I would like to build my own coroutines in Prolog. I'd like to add some extra functionalities.
问题:
回答1:
One possible solution would be to use the term-expansion mechanism provided by some Prolog systems and Logtalk to rewrite calls to e.g. the freeze/2
predicate to do the extra steps you want. One must be careful, however, to not expand a call to a predicate into another goal that calls the same predicate as goal-expansion is recursively applied until a fixed-point is reached. The Logtalk implementation of the term-expansion mechanism makes it easy to avoid this trap (with the additional advantage of portability as you can use Logtalk with most Prolog systems) by using a compiler bypass control construct, {}/1
. A silly example would be:
:- object(my_expansions,
implements(expanding)).
goal_expansion(
freeze(Var,Goal),
( write('If you instantiate me, I will run away!\n'),
{freeze(Var,Goal)}, % goal will not be further expanded
write('Bye!\n')
)
).
:- end_object.
This object can then be used as an hook object for the compilation of source files containing calls to freeze/2
that you want to expand. Something like (assuming that the object above is saved in a file with the name my_expansions.lgt
and that the source file that you want to expand is named source.lgt
):
?- logtalk_load(my_expansions), logtalk_load(source, [hook(my_expansions)]).
For full details see the Logtalk documentation and examples.
There might be a clean way that I'm not aware of doing the same using the a Prolog system own term-expansion mechanism implementation. Anyone?
回答2:
Writing a vanilla interpreter for coroutines should be on the teaching list of every Prolog course. It is quite simple, here you see the normal vanilla interpreter, simplified:
% solve(+Term)
solve(true).
solve((A,B)) :- solve(A), solve(B).
solve(H) :- clause(H, B), solve(B).
Now for corouting, in the sense of suspending goals via freeze/2, just add an additional input output parameter pair with the delayed goals, for a specification of select/3 see (*):
% solve(+Term, +List, -List)
solve(G, L, R) :- select(freeze(V, F), L, H),
nonvar(V), !,
solve((F,G), H, R).
solve(freeze(V, G), L, [freeze(V,G)|L]) :- var(V), !.
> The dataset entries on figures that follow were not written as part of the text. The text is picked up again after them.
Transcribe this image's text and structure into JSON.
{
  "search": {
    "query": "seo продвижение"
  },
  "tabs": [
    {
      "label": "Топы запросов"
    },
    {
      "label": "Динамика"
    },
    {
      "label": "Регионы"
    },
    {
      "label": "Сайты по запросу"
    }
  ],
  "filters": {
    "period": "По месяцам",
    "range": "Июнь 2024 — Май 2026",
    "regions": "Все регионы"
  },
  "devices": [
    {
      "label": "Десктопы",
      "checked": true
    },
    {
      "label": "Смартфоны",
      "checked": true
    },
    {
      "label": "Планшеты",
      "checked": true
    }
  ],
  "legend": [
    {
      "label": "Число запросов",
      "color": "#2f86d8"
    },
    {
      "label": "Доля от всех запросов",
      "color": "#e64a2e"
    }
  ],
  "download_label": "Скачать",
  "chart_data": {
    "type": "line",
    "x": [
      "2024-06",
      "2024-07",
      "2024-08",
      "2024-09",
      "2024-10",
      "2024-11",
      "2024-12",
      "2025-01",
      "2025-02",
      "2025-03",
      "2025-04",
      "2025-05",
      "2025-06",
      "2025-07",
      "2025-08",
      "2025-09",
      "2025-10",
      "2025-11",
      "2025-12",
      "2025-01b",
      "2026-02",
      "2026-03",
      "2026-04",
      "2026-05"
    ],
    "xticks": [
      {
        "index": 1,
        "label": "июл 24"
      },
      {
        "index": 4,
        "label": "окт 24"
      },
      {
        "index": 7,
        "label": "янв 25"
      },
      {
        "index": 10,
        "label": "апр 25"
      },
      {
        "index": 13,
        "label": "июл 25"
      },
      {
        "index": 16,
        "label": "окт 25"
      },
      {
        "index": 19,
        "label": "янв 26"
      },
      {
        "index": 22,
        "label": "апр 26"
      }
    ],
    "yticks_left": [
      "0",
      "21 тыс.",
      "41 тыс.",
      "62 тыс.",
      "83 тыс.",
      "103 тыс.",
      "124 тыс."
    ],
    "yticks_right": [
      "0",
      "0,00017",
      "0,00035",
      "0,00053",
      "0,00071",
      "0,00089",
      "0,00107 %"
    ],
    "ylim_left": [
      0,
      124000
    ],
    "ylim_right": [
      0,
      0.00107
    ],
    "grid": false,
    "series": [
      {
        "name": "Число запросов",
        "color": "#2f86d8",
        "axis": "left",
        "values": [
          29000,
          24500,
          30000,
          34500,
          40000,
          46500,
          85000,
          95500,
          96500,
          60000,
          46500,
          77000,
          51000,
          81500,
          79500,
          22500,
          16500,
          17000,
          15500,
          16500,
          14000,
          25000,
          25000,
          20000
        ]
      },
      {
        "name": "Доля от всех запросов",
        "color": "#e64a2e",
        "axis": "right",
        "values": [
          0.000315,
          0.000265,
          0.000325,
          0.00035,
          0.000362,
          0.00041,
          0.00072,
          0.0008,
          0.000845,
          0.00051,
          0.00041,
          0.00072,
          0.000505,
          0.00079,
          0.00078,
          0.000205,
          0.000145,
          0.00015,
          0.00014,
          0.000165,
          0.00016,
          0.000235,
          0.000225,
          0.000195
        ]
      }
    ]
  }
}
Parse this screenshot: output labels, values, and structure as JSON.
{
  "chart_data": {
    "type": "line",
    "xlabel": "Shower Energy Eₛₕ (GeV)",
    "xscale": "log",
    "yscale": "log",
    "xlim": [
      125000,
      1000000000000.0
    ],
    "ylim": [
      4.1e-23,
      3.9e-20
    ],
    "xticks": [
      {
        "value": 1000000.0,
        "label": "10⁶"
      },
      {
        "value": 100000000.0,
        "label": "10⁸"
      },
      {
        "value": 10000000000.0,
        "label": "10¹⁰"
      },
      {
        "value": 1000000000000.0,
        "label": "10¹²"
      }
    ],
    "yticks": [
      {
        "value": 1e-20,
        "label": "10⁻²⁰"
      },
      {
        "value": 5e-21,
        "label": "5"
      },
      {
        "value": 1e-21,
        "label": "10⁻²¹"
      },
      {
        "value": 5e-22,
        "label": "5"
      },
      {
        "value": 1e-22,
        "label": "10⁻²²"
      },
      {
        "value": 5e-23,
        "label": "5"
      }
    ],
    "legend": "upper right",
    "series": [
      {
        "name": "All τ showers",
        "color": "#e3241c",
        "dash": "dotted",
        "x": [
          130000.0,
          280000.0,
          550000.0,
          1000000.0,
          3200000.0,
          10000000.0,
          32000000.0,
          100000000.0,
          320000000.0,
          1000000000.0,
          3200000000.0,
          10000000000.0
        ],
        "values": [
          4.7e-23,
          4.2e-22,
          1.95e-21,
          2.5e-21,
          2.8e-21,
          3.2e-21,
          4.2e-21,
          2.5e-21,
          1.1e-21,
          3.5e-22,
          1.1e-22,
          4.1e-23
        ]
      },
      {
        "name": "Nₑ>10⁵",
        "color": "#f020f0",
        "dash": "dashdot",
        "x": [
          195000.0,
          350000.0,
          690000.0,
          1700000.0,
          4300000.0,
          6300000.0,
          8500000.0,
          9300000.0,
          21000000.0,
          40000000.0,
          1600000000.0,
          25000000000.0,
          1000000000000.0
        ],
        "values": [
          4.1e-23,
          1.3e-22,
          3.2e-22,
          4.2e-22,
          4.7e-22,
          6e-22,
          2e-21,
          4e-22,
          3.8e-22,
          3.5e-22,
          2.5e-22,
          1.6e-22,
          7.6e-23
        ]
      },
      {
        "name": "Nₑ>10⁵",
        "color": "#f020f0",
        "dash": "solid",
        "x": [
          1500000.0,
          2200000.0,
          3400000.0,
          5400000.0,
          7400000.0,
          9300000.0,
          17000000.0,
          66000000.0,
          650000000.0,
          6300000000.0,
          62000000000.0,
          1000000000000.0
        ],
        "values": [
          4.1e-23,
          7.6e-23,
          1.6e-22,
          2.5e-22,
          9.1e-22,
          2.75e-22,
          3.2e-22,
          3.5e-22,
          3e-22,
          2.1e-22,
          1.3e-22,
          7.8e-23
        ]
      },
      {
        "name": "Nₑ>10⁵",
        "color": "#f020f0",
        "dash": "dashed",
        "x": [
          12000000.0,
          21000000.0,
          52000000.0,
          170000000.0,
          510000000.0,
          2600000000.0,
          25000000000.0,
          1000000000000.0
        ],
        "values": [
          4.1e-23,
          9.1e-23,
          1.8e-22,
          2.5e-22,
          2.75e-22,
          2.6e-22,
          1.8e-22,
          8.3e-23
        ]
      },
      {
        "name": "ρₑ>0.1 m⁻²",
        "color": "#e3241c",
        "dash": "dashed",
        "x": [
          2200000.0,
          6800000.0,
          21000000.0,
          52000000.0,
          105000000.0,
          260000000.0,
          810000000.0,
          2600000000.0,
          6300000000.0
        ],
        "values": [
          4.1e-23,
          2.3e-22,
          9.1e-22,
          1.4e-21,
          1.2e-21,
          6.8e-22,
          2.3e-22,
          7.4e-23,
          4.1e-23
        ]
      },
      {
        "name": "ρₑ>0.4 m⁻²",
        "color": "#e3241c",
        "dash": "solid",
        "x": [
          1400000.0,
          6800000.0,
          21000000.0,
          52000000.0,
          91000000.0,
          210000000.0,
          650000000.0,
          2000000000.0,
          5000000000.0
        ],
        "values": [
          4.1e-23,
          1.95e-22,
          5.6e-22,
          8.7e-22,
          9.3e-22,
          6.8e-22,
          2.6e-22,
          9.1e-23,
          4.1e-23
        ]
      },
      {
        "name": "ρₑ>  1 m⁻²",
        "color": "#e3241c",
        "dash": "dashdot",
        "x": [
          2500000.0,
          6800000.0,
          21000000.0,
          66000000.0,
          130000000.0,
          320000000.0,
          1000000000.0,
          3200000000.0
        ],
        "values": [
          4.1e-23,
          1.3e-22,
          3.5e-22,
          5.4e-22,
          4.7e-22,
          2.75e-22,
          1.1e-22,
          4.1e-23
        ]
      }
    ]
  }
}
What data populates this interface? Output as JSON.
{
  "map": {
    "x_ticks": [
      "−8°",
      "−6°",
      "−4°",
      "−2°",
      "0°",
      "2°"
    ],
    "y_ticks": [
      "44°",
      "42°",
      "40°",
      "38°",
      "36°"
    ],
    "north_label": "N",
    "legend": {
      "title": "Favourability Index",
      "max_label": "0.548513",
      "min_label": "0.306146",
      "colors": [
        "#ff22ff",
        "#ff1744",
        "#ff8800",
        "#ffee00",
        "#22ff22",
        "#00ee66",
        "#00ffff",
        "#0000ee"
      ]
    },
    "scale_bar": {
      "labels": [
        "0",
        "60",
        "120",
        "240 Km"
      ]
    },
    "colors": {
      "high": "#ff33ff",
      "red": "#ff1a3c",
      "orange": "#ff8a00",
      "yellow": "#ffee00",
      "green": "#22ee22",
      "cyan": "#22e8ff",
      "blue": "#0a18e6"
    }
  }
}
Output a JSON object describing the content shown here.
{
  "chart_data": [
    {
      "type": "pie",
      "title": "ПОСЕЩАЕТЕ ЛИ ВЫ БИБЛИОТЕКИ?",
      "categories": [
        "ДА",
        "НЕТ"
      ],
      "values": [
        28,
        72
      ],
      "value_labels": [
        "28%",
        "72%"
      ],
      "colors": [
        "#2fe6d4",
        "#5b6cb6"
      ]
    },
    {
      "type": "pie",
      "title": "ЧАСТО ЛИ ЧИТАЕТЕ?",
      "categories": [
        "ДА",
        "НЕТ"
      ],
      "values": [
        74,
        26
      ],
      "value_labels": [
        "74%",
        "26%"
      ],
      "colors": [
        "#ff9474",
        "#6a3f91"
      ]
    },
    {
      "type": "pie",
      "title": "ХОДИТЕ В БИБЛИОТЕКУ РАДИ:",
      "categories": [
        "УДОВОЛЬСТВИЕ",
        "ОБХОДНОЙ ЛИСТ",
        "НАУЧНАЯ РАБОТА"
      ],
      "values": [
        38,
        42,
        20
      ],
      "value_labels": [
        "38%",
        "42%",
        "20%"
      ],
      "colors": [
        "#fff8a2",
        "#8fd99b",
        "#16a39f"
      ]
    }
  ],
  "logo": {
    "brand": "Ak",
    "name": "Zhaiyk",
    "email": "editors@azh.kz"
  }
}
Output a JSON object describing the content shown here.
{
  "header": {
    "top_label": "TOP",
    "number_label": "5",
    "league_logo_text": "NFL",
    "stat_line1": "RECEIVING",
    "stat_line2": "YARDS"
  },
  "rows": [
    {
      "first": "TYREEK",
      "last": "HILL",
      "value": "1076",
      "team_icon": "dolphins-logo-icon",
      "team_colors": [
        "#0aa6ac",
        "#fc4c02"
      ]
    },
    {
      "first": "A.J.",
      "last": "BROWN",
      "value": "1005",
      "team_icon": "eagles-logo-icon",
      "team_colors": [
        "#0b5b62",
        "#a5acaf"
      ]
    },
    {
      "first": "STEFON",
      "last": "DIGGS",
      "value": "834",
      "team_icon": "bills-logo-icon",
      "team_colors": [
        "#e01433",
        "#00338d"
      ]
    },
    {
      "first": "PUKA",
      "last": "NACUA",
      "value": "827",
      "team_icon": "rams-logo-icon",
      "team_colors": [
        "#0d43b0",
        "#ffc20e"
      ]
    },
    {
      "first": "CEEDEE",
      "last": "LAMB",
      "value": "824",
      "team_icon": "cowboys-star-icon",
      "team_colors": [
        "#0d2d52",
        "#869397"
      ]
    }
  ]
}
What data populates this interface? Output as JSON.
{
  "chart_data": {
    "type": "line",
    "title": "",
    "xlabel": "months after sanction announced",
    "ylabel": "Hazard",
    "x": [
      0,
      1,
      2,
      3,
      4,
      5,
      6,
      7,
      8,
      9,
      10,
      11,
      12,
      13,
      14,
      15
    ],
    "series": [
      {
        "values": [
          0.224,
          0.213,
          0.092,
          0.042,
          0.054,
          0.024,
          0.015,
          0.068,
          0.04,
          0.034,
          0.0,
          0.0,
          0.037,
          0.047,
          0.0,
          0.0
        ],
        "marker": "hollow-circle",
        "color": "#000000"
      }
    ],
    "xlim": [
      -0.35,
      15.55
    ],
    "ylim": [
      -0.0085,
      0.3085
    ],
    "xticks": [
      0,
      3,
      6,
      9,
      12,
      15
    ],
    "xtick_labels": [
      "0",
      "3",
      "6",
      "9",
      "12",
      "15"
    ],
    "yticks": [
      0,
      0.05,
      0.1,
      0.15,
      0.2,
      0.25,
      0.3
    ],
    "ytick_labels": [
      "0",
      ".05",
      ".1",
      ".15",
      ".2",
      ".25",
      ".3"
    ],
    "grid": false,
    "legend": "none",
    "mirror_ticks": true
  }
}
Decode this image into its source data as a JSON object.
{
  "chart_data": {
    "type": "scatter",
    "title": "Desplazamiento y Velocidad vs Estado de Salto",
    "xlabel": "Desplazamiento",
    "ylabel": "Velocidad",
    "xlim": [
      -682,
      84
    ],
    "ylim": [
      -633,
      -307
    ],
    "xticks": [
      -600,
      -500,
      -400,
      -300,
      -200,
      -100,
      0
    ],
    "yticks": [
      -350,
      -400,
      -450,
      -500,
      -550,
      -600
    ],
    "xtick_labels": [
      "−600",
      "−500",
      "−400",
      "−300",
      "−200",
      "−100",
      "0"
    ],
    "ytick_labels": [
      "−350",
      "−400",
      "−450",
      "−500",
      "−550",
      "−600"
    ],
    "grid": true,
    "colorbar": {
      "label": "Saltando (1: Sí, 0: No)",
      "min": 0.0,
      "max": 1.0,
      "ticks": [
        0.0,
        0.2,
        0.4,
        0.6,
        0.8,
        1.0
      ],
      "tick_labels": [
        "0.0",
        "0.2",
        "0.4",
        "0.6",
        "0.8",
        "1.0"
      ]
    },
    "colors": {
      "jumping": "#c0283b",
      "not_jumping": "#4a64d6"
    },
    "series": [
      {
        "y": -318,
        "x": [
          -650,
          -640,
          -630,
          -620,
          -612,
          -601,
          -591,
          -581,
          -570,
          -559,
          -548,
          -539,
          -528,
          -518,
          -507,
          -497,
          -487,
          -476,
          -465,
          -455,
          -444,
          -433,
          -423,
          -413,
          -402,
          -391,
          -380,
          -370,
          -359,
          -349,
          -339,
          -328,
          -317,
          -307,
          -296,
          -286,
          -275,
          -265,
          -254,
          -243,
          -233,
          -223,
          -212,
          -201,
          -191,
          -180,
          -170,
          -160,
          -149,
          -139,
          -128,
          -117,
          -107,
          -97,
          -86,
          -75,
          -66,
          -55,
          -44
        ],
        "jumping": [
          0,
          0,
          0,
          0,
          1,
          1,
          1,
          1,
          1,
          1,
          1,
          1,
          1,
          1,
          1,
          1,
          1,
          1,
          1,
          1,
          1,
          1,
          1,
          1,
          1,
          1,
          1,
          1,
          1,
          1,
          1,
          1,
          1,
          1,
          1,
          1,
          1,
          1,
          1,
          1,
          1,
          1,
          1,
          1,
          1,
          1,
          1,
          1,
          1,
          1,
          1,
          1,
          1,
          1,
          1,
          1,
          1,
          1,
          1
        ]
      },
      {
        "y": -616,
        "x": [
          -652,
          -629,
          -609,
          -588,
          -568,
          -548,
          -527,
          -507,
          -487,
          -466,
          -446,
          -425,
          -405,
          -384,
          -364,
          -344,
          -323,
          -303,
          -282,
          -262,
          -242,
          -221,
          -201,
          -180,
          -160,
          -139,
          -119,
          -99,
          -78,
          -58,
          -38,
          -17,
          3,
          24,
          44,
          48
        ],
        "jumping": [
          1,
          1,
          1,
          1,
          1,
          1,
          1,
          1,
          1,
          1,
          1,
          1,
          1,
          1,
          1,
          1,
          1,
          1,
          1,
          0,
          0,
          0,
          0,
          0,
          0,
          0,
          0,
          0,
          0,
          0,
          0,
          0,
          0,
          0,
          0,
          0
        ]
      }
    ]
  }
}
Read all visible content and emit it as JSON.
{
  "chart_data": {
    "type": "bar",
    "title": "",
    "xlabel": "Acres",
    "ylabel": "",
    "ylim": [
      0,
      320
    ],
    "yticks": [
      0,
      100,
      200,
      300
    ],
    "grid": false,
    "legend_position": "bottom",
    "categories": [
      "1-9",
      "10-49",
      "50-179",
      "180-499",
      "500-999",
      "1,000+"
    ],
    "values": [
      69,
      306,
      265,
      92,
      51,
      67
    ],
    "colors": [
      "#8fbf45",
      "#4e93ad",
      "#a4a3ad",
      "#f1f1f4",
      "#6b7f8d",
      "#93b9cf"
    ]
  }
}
solve(freeze(_, G), L, R) :- solve(G, L, R).
solve(true, L, L).
solve((A,B), L, R) :- solve(A, L, H), solve(B, H, R).
solve(H, L, R) :- clause(H, B), solve(B, L, R).
You can use the above vanilla interpreter to study different wake-up strategies. I am not sure whether it captures existing Prolog systems. But you could run examples such as:
?- freeze(X, member(X, [the(1), the(2)])), X = the(Y).
successfully, by posing the following question:
?- solve((freeze(X, member(X, [the(1), the(2)])), X = the(Y), true), [], L).
The ", true" is needed to check a last time for woken up goals. If L is returned empty then all frozen goals where woken up. Otherwise there are some pending frozen goals. Which is sometimes called floundering.
The above prototype also leads to a natural implementation of coroutines via thin attributes, the undo/1 and some little support of the interpreter by a goal injection queue. I will post about this soon somewhere else.